The used phrase "silent movie" is intriguing, as this would have actually been a very appealing movie had the sound been taken out. During the final 15 minutes (as her world is falling apart) I believe only four lines of dialogue are uttered (not counting the mob's unimportant shouting) and two are only there to signify the end of the film. Otherwise, I think an audience going to see a film called Marie Antoinette is intelligent enough to know what is going on without dialogue.

Besides, emotion and suggestion can be far more powerful. I recall seeing the French silent film The Passion of Joan of Arc at the Zeum in downtown San Francisco, being the least troublesome of the films I've seen whose title contains the word "passion" (that number being two). The film focuses entirely on Joan's trial, the lead-up to the execution and the execution itself. (I saw this film as a part of Ron Chase's Art & Film organization, and I recall when we were asked what part we liked most, Stella sarcastically responded "The part when she cried.") During the trial scene, we see, through Joan's eyes, the elders discussing her heresy and her ultimate sentence, and the power in the scene is specifically for the fact that we have no idea what they are saying.
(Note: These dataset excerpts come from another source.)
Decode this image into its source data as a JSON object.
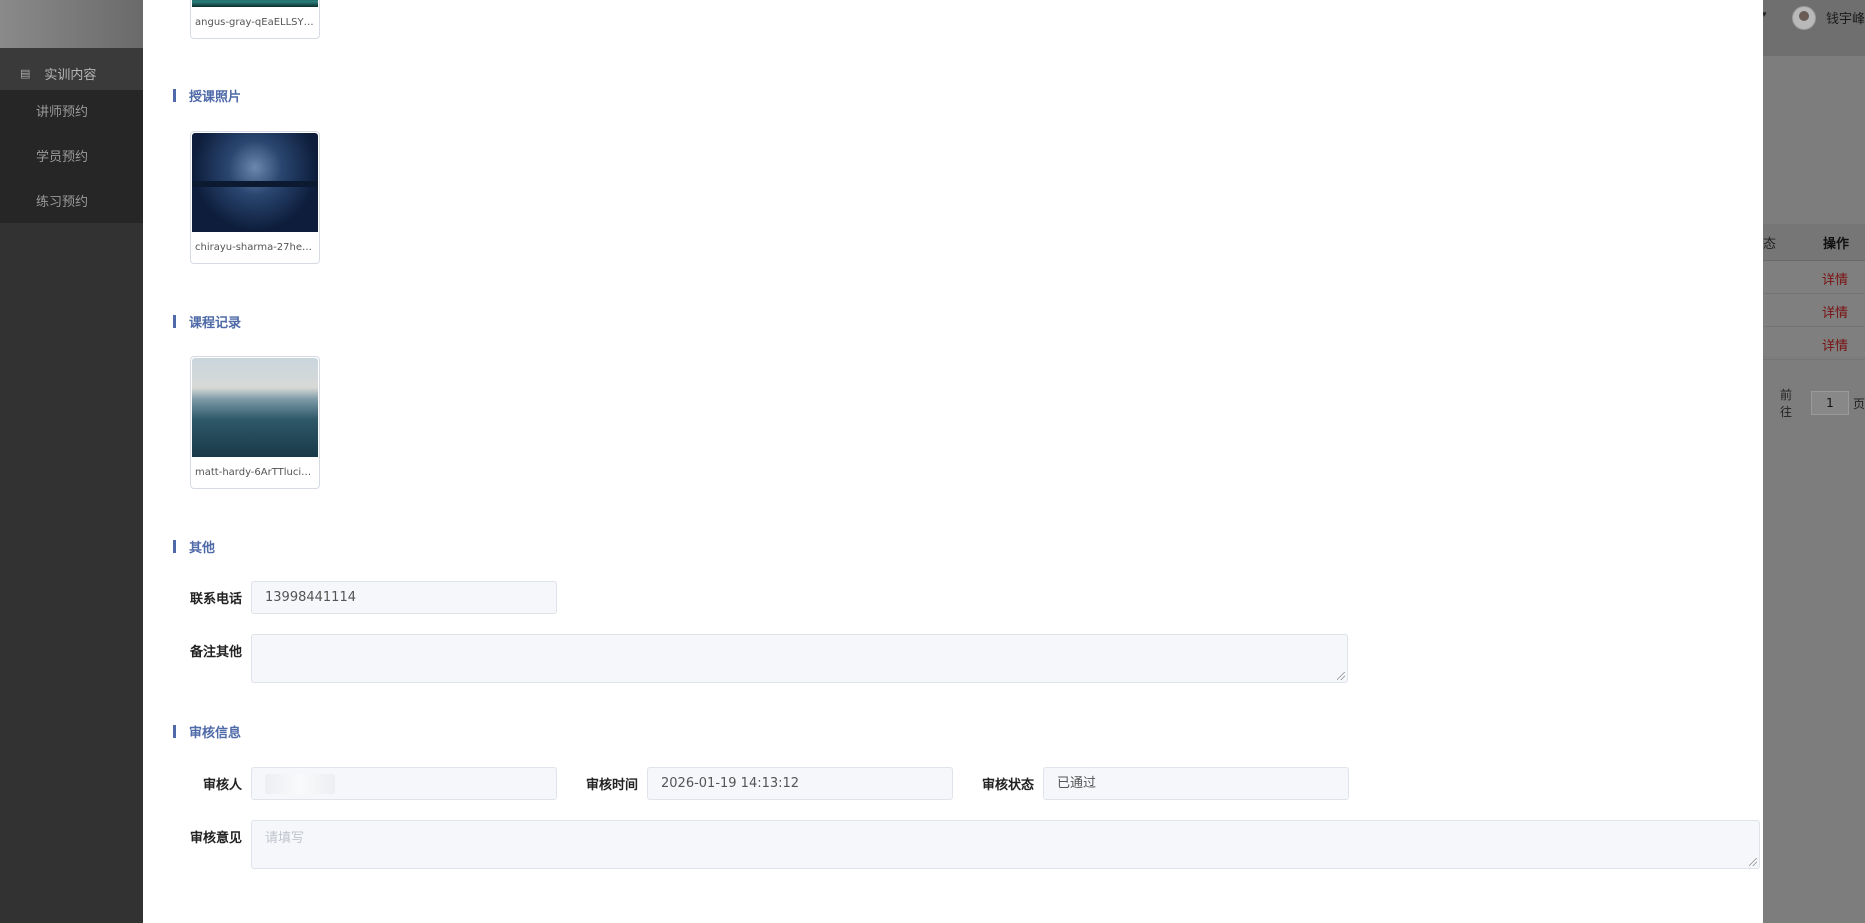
{
  "sidebar": {
    "group": {
      "icon": "menu-icon",
      "label": "实训内容"
    },
    "items": [
      {
        "label": "讲师预约"
      },
      {
        "label": "学员预约"
      },
      {
        "label": "练习预约"
      }
    ]
  },
  "header": {
    "username": "钱宇峰",
    "caret": "▾"
  },
  "background_table": {
    "header_col0": "态",
    "header_col1": "操作",
    "rows": [
      {
        "action": "详情"
      },
      {
        "action": "详情"
      },
      {
        "action": "详情"
      }
    ],
    "pager": {
      "goto_label": "前往",
      "page": "1",
      "page_suffix": "页"
    }
  },
  "panel": {
    "top_attachment": {
      "filename": "angus-gray-qEaELLSYZ..."
    },
    "teaching_photos": {
      "title": "授课照片",
      "attachments": [
        {
          "filename": "chirayu-sharma-27heHQl..."
        }
      ]
    },
    "course_records": {
      "title": "课程记录",
      "attachments": [
        {
          "filename": "matt-hardy-6ArTTluciuA-..."
        }
      ]
    },
    "other": {
      "title": "其他",
      "phone_label": "联系电话",
      "phone_value": "13998441114",
      "remarks_label": "备注其他",
      "remarks_value": ""
    },
    "review": {
      "title": "审核信息",
      "reviewer_label": "审核人",
      "reviewer_value": "",
      "time_label": "审核时间",
      "time_value": "2026-01-19 14:13:12",
      "status_label": "审核状态",
      "status_value": "已通过",
      "opinion_label": "审核意见",
      "opinion_placeholder": "请填写"
    }
  }
}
We as an audience immediately expect the worst. And since I am a horrible lip-reader, especially when those lips are speaking an entirely different language, I couldn't ruin this powerful instant for myself.
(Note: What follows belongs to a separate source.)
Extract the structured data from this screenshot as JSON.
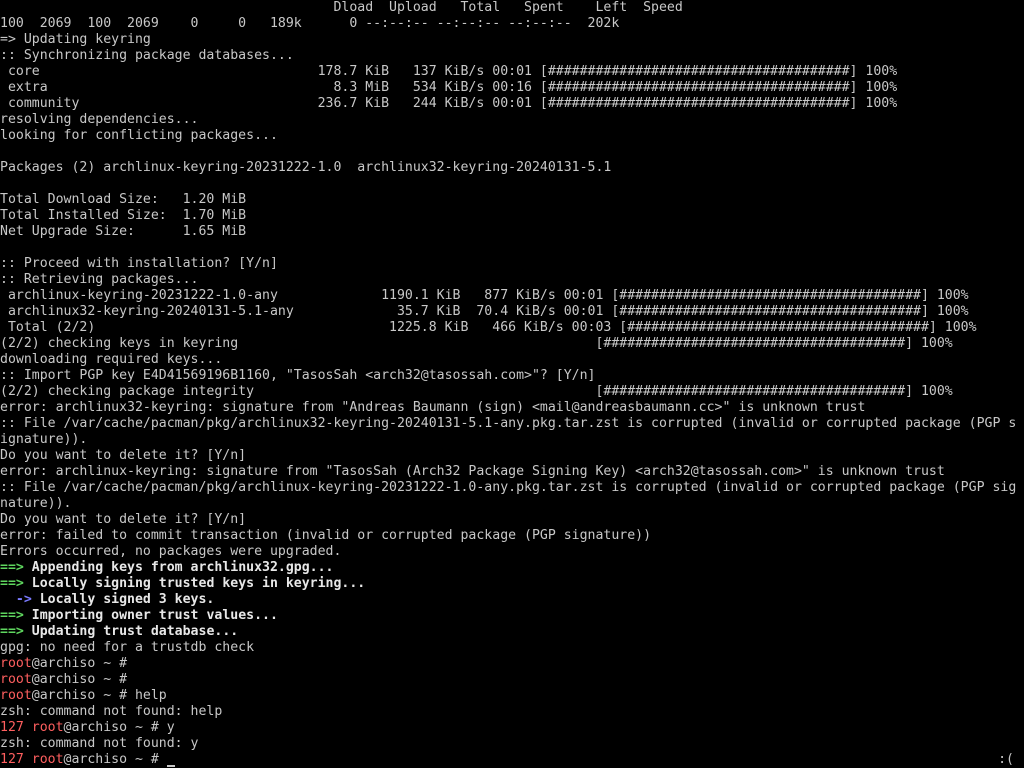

-I feel no need to address the costumes. Here's a much better article that will do that for me: http://www.newyorker.com/critics/content/articles/060925crat_atlarge

-As a bonus, there's a line, also from The New Yorker, that I'd like to share with you, simply because I find it hilarious, addressing the "fairy tale nature" of the first 10 minutes of the film.

It even has a resident witch, the Comtesse de Noailles (Judy Davis), whose place at the head of the welcoming party is compromised by the fact that, after years at the French court, she is about as welcoming as a frozen hedgehog.


-I am also indifferent to Kirsten Dunst as an actress. Sometimes she impresses me while at other times I find her boring. Perhaps the most interesting thing about her is now no longer, as she and Jake Gyllenhaal have broken up. My college acquaintance Ben Wolpert, who heads the band Scarlet Grey and whose family allegedly bought Ms. Dunst's old house in the Valley, would have you believe she is an airhead who has an ADD-caliber sense of distraction when it comes to her cat, but as someone who interviewed her during the press day for Eternal Sunshine of the Spotless Mind, I would have you know that she is somewhat savvy and remarkably down-to-earth. A tad boring, to be sure, but she did the press rounds in a pair with Mark Ruffalo, who all things considered is exponentially more interesting of a person.

-In conclusion, I very much admired the film. But I certainly didn't fucking enjoy it. How could I after Saw III showed me what happens to a body when its limbs are very slowly twisted.



Now it's time to recycle many bottles of Two-Buck Chuck and vote, as my absentee ballot is due in the mail tomorrow. (Leave it to me to wait until the last possible damn minute to try to change my world.)